The goal of the great heresies, on the other hand, has often been to extract from the tensions of the gospel narratives a more consistent, streamlined, and noncontradictory Jesus. For the Marcionites in the second century, this meant a merciful Jesus with no connection to the vengeful Hebrew God; for their rivals the Ebionites, it meant a Jesus whose Judaism required would-be followers to become observant Jews themselves. For the various apocalyptic sects that have dotted Christian history, this has meant a Jesus whose only real concern was the imminent end-times; for modern Christians seeking a more secular, this-worldly religion, it’s meant a Jesus who was mainly a moralist and social critic, with no real interest in eschatology.
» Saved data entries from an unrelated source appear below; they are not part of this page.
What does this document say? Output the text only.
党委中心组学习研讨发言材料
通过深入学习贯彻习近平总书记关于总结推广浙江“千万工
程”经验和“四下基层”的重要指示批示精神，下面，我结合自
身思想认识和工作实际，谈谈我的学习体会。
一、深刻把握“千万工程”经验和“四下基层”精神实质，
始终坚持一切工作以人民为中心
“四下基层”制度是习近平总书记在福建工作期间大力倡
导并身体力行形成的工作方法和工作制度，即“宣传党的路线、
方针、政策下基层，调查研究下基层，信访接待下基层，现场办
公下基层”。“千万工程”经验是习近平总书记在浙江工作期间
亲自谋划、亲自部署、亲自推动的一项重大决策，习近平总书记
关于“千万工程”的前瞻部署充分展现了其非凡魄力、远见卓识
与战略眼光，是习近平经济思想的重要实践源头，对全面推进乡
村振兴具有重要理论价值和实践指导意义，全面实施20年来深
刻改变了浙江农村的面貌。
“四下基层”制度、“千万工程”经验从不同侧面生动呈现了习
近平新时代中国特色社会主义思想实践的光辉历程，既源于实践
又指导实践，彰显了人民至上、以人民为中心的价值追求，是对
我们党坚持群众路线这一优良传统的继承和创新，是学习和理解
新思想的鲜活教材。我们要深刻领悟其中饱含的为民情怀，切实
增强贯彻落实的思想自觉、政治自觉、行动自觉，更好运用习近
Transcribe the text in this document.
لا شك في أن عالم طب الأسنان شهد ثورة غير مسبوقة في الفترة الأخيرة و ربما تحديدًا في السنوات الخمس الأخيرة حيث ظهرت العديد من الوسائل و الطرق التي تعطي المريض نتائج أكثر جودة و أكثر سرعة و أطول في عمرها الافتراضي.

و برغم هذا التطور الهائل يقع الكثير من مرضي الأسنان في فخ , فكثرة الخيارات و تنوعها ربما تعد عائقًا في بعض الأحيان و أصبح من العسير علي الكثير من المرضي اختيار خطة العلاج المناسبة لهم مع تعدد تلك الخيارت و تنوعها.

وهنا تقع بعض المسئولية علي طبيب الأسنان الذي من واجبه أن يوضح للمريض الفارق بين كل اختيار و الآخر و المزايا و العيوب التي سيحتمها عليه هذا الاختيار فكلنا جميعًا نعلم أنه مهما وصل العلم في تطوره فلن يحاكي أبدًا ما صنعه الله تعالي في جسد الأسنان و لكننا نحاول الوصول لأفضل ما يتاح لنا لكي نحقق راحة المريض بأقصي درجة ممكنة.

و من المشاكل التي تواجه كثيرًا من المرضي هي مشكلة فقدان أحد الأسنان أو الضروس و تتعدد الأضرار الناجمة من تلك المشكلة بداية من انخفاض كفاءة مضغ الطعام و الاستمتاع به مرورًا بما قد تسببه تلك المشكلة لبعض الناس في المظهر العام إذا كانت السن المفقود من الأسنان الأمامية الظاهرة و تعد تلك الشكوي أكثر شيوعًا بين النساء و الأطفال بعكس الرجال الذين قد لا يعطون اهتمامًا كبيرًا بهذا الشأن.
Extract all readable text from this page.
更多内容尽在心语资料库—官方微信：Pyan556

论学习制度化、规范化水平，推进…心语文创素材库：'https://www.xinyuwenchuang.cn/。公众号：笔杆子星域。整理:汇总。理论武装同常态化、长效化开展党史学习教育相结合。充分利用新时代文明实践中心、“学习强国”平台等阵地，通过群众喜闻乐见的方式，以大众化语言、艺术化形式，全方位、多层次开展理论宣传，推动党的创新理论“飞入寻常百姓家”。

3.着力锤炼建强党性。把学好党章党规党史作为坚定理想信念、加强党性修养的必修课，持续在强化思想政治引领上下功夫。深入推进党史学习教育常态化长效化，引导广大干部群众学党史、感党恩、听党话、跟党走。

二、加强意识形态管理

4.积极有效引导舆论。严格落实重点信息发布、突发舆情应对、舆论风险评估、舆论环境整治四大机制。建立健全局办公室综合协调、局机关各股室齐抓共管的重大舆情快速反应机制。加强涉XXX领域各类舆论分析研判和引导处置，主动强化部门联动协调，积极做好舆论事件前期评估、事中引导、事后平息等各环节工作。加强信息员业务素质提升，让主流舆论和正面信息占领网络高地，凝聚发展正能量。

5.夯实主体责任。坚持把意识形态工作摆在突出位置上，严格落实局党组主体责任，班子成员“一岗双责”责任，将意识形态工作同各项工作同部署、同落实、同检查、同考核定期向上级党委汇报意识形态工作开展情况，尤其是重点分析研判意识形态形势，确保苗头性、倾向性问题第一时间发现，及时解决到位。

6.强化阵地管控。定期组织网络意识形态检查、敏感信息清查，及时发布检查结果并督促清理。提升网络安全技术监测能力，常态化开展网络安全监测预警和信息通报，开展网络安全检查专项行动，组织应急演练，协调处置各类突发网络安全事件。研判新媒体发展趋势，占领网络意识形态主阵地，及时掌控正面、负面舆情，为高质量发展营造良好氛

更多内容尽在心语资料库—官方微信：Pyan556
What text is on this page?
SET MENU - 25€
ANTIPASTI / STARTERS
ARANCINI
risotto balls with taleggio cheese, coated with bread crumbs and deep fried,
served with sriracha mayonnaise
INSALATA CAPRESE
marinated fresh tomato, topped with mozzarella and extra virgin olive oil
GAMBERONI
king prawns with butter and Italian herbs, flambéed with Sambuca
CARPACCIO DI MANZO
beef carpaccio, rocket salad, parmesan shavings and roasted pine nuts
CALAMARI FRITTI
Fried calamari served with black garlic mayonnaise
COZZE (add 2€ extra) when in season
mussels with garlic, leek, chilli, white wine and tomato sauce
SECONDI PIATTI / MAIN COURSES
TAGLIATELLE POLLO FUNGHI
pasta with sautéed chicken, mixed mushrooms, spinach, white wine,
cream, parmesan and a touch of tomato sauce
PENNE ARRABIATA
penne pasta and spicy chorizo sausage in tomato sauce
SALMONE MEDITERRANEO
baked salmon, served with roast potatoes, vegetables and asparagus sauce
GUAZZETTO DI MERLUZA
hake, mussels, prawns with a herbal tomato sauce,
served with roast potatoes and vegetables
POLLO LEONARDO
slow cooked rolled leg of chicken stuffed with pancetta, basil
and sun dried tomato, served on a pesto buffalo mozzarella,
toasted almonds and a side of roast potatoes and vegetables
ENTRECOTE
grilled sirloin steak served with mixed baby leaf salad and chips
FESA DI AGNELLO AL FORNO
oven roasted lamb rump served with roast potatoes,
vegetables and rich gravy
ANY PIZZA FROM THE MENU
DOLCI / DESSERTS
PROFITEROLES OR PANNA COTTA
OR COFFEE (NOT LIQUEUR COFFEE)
[Bad Religion, pp. 153-154]

Indeed, nothing has changed.


Roman Catholics have a curious word for evangelism — “evangelization,” as in the “new evangelization” advocated by Papa Benny and now by Francis. You see, Catholics have started to realize that the old state-supported, culturally-driven option for a viable Catholicism is no longer a viable option. The “new evangelization” is the Vatican’s attempt to get Catholics off their arses and tell people about Jesus, though it is purportedly more subtle and sophisticated than that. Francis is not very fond of proselytism, for example, which is one reason (among many) why conservative Catholics are less-than enamored by the current pontiff. Of course, Francis doesn’t define what he means by proselytism, since his goal is to be the most ambiguous pope in papal history.

For most of us, the only noun form of “to evangelize” is “evangelism.” A cursory glance at a Google search would indicate that evangelization is a Catholic term. The first search result for “evangelization” is the USCCB, and nearly all of the subsequent results are Catholic websites. However, the OED tells us that “evangelization” occurs as early as Hobbe’s Leviathan in 1651. But for all intents and purposes, it appears to be a new usage, if not coinage, by Roman Catholics in recent years.

I do not know if there is any difference between “evangelization” and “evangelism.” It seems to just be Catholic-speak for the same thing. However, their usage does appear to be different, given the different theologies and histories behind the two terms. For Catholic “evangelization,” the renewal of the culture is a big ingredient and, indeed, the telos of the whole initiative. For Protestant “evangelism,” the conversion of individuals is the primary connotation, whereas this appears to be secondary in Catholic discourse. Even among Protestants who embrace the “worldview” mentality of “every square inch,” the term “evangelism” is still mostly reserved for the act of witnessing to the gospel in its proclamation to the lost.

The term, “evangelization,” has become so widespread in Catholic circles that it has become a sure-fire way to identify a Catholic. They don’t say, “evangelism,” but “evangelization.”